Washington: President Barack Obama will today propose a USD1 billion fund to mitigate the impact of climate change, as he inspects farmland parched by drought in California.
He will propose the investment in his 2015 budget that will be released next month -- though it is unclear whether the fund has much prospect of advancing past Republicans on Capitol Hill.
"We`ve always had heat waves, but now the worst ones are longer, and they`re hotter," said White House spokesman Jay Carney.
"We`ve always had droughts, but the worst ones are getting longer and drier.
"We`ve always had severe storms, but instead of hundred-year storms that happen once a hundred years, we`re having hundred-year storms that happen every other year or every five years."
The new Climate Resilience Fund is intended to finance research into better understanding of projected impacts of climate change and how to better protect communities and infrastructure.
It is also designed to help vulnerable communities plan and prepare for the impacts of climate change and to encourage local measures to reduce future risk and to fund new resilient technologies and infrastructure to combat a warming climate.
Obama will travel to Fresno, for a roundtable discussion with farmers on the drought which has turned parts of the state`s lush farmland into a Dust-bowl type moonscape.
Around 90 per cent of California is reported to be experiencing severe to exceptional drought.
The drought emergency has also sparked wildfires and prompted Governor Jerry Brown to ask Californians to cut their water use by 20 per cent.
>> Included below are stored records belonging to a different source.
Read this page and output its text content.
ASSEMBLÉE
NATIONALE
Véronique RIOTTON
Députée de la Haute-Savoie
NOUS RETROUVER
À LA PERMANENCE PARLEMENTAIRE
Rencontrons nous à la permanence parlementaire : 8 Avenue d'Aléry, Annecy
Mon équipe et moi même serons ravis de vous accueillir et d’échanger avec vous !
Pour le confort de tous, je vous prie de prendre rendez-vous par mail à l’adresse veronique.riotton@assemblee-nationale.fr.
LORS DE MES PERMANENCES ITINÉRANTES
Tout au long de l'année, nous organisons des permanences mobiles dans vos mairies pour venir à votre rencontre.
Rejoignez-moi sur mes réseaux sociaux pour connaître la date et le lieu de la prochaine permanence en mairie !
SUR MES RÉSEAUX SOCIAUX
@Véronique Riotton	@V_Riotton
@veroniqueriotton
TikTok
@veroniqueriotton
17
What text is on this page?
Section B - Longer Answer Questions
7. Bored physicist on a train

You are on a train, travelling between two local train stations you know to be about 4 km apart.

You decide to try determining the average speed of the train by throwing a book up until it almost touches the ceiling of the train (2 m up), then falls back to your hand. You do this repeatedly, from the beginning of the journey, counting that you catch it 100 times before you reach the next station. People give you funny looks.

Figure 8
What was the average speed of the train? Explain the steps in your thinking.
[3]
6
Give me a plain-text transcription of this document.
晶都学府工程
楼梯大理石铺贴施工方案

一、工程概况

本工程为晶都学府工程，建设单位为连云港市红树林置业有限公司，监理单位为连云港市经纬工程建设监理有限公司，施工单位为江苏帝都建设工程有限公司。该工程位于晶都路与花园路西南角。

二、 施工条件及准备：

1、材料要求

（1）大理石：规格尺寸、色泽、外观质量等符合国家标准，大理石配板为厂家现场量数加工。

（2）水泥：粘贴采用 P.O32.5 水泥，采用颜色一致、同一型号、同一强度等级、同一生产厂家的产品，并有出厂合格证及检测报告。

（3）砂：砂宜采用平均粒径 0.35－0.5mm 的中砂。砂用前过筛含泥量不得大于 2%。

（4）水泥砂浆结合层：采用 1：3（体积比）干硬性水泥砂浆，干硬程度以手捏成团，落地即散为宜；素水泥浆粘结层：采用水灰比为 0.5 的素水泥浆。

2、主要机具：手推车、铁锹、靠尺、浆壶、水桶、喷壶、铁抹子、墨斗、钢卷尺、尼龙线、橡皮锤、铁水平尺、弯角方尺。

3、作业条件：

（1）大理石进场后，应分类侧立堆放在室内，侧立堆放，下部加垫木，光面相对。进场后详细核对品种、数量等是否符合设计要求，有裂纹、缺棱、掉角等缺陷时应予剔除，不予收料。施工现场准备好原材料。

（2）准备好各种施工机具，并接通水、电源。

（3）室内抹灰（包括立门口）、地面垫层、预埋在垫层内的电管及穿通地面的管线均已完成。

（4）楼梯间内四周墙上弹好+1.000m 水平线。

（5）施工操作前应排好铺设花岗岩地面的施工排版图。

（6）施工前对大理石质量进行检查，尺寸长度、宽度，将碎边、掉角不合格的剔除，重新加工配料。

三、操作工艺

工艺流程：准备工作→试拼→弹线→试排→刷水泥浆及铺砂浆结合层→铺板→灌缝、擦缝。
Obama will pledge to implement USD 100 million in livestock disaster assistance for California producers contained in a recently passed agriculture bill.
He will also highlight USD 15 million in conservation funding for extreme drought areas in California, Texas, Oklahoma, Nebraska, Colorado and New Mexico.
A further USD 5 million will be provided for emergency watershed protection for California, among other measures which also include a mandate for federal facilities to use less water.